All-White Valentino… Pierpaolo Piccioli drove the Valentino house into a new epoch, where without losing emblematic codes, the wardrobe becomes more accessible.
All-White Valentino: Opening Silhouette
“My challenge is to make the house relevant for the time,” The artistic director of Valentino, Pierpaolo Piccioli, showed the collection of Summer/Spring 2022 in the Carreau du Temple, Paris. However, far from the gold of palaces, he anchors the house to an era of increased democratization of luxury and fashion.

“I’ve been talking for a long time about making a shift, embracing a new generation, a new world.
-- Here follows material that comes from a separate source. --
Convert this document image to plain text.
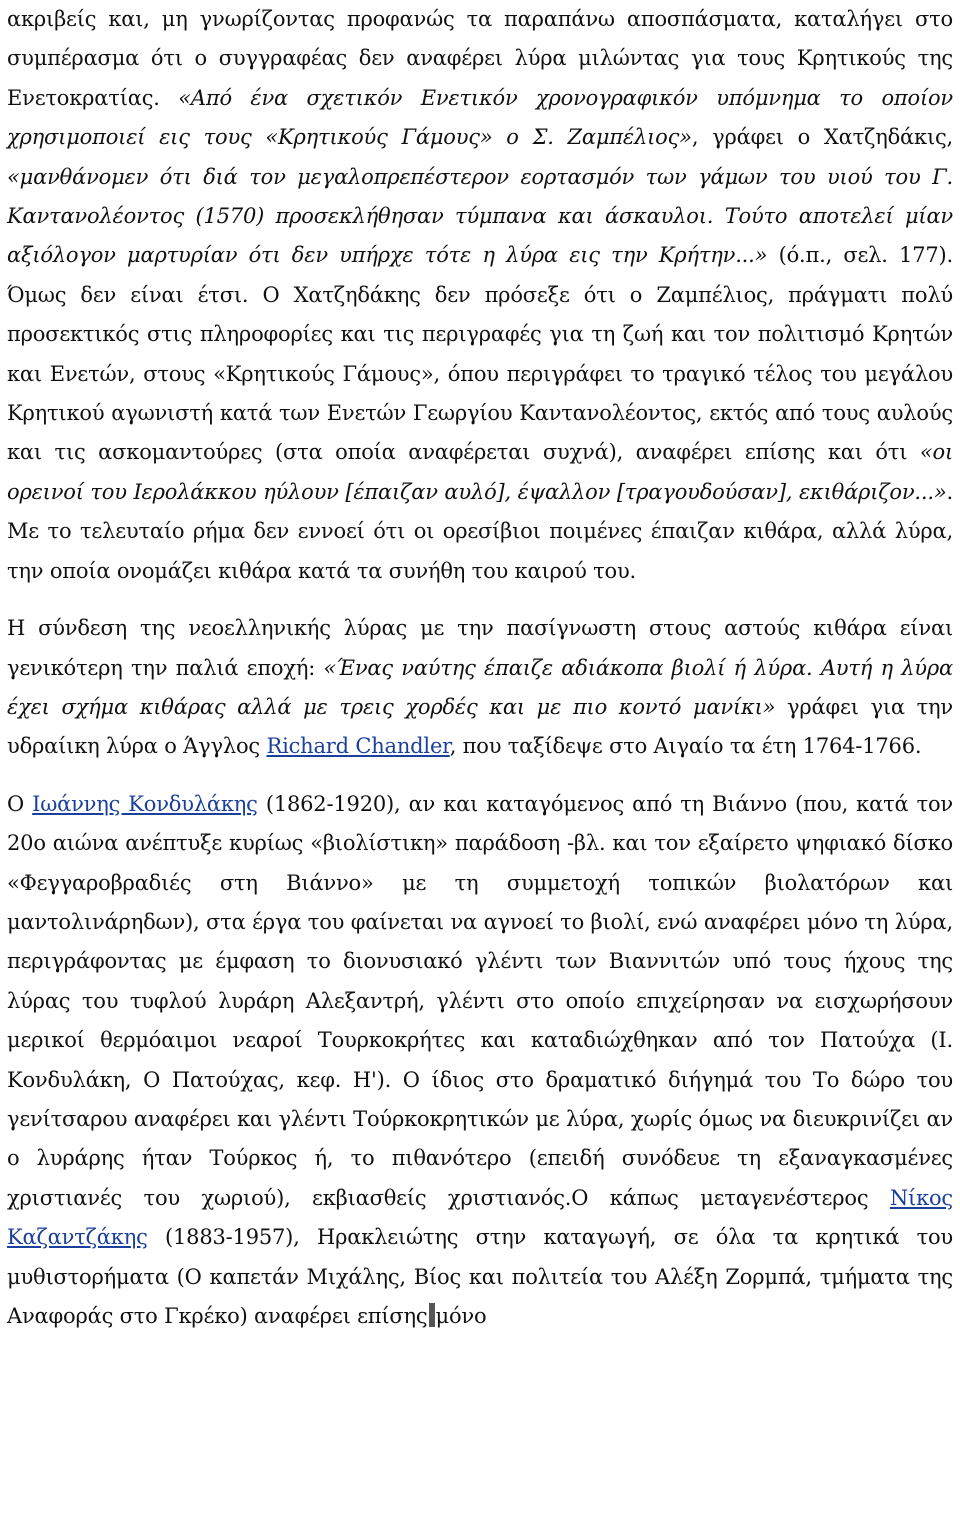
ακριβείς και, μη γνωρίζοντας προφανώς τα παραπάνω αποσπάσματα, καταλήγει στο συμπέρασμα ότι ο συγγραφέας δεν αναφέρει λύρα μιλώντας για τους Κρητικούς της Ενετοκρατίας. «Από ένα σχετικόν Ενετικόν χρονογραφικόν υπόμνημα το οποίον χρησιμοποιεί εις τους «Κρητικούς Γάμους» ο Σ. Ζαμπέλιος», γράφει ο Χατζηδάκις, «μανθάνομεν ότι διά τον μεγαλοπρεπέστερον εορτασμόν των γάμων του υιού του Γ. Καντανολέοντος (1570) προσεκλήθησαν τύμπανα και άσκαυλοι. Τούτο αποτελεί μίαν αξιόλογον μαρτυρίαν ότι δεν υπήρχε τότε η λύρα εις την Κρήτην...» (ό.π., σελ. 177). Όμως δεν είναι έτσι. Ο Χατζηδάκης δεν πρόσεξε ότι ο Ζαμπέλιος, πράγματι πολύ προσεκτικός στις πληροφορίες και τις περιγραφές για τη ζωή και τον πολιτισμό Κρητών και Ενετών, στους «Κρητικούς Γάμους», όπου περιγράφει το τραγικό τέλος του μεγάλου Κρητικού αγωνιστή κατά των Ενετών Γεωργίου Καντανολέοντος, εκτός από τους αυλούς και τις ασκομαντούρες (στα οποία αναφέρεται συχνά), αναφέρει επίσης και ότι «οι ορεινοί του Ιερολάκκου ηύλουν [έπαιζαν αυλό], έψαλλον [τραγουδούσαν], εκιθάριζον...». Με το τελευταίο ρήμα δεν εννοεί ότι οι ορεσίβιοι ποιμένες έπαιζαν κιθάρα, αλλά λύρα, την οποία ονομάζει κιθάρα κατά τα συνήθη του καιρού του.

Η σύνδεση της νεοελληνικής λύρας με την πασίγνωστη στους αστούς κιθάρα είναι γενικότερη την παλιά εποχή: «Ένας ναύτης έπαιζε αδιάκοπα βιολί ή λύρα. Αυτή η λύρα έχει σχήμα κιθάρας αλλά με τρεις χορδές και με πιο κοντό μανίκι» γράφει για την υδραίικη λύρα ο Άγγλος Richard Chandler, που ταξίδεψε στο Αιγαίο τα έτη 1764-1766.

Ο Ιωάννης Κονδυλάκης (1862-1920), αν και καταγόμενος από τη Βιάννο (που, κατά τον 20ο αιώνα ανέπτυξε κυρίως «βιολίστικη» παράδοση -βλ. και τον εξαίρετο ψηφιακό δίσκο «Φεγγαροβραδιές στη Βιάννο» με τη συμμετοχή τοπικών βιολατόρων και μαντολινάρηδων), στα έργα του φαίνεται να αγνοεί το βιολί, ενώ αναφέρει μόνο τη λύρα, περιγράφοντας με έμφαση το διονυσιακό γλέντι των Βιαννιτών υπό τους ήχους της λύρας του τυφλού λυράρη Αλεξαντρή, γλέντι στο οποίο επιχείρησαν να εισχωρήσουν μερικοί θερμόαιμοι νεαροί Τουρκοκρήτες και καταδιώχθηκαν από τον Πατούχα (Ι. Κονδυλάκη, Ο Πατούχας, κεφ. Η'). Ο ίδιος στο δραματικό διήγημά του Το δώρο του γενίτσαρου αναφέρει και γλέντι Τούρκοκρητικών με λύρα, χωρίς όμως να διευκρινίζει αν ο λυράρης ήταν Τούρκος ή, το πιθανότερο (επειδή συνόδευε τη εξαναγκασμένες χριστιανές του χωριού), εκβιασθείς χριστιανός.Ο κάπως μεταγενέστερος Νίκος Καζαντζάκης (1883-1957), Ηρακλειώτης στην καταγωγή, σε όλα τα κρητικά του μυθιστορήματα (Ο καπετάν Μιχάλης, Βίος και πολιτεία του Αλέξη Ζορμπά, τμήματα της Αναφοράς στο Γκρέκο) αναφέρει επίσης μόνο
And also to be leading a change. You know, Mr. Valentino took part in engaging with youth in the ’60s. That was a revolutionary time. So I think this is my way of doing that today: keeping the codes and the couture values, and talking about a beauty which is about humanity and a shared wardrobe.”
In this sense, the key look of the Valentino collection of the Spring/Summer 2022 is a direct reference to this famous collection All-White Valentino, 1968. A blouse decorated with organdy flowers and a mini-skirt – the same silhouette, in 1968, was immortalized on the photo of Marisa Berenson.

Through all looks, it is possible to read Valentino codes of the causal couture wardrobe — light taffeta tailoring in bright colors, a plethora of mini dresses, a simple and glamorous play of volumes… We also noticed the introduction of denim, a rare material at the Valentino; a wink at the Valentino codes of the 1980s.
“This is from the first denim collection Valentino launched in the ’80s, which I had,” noticed Pierpaolo Piccioli. The high waist jeans, which symbolize the coming of Valentino to a new era: the down-to-earth era.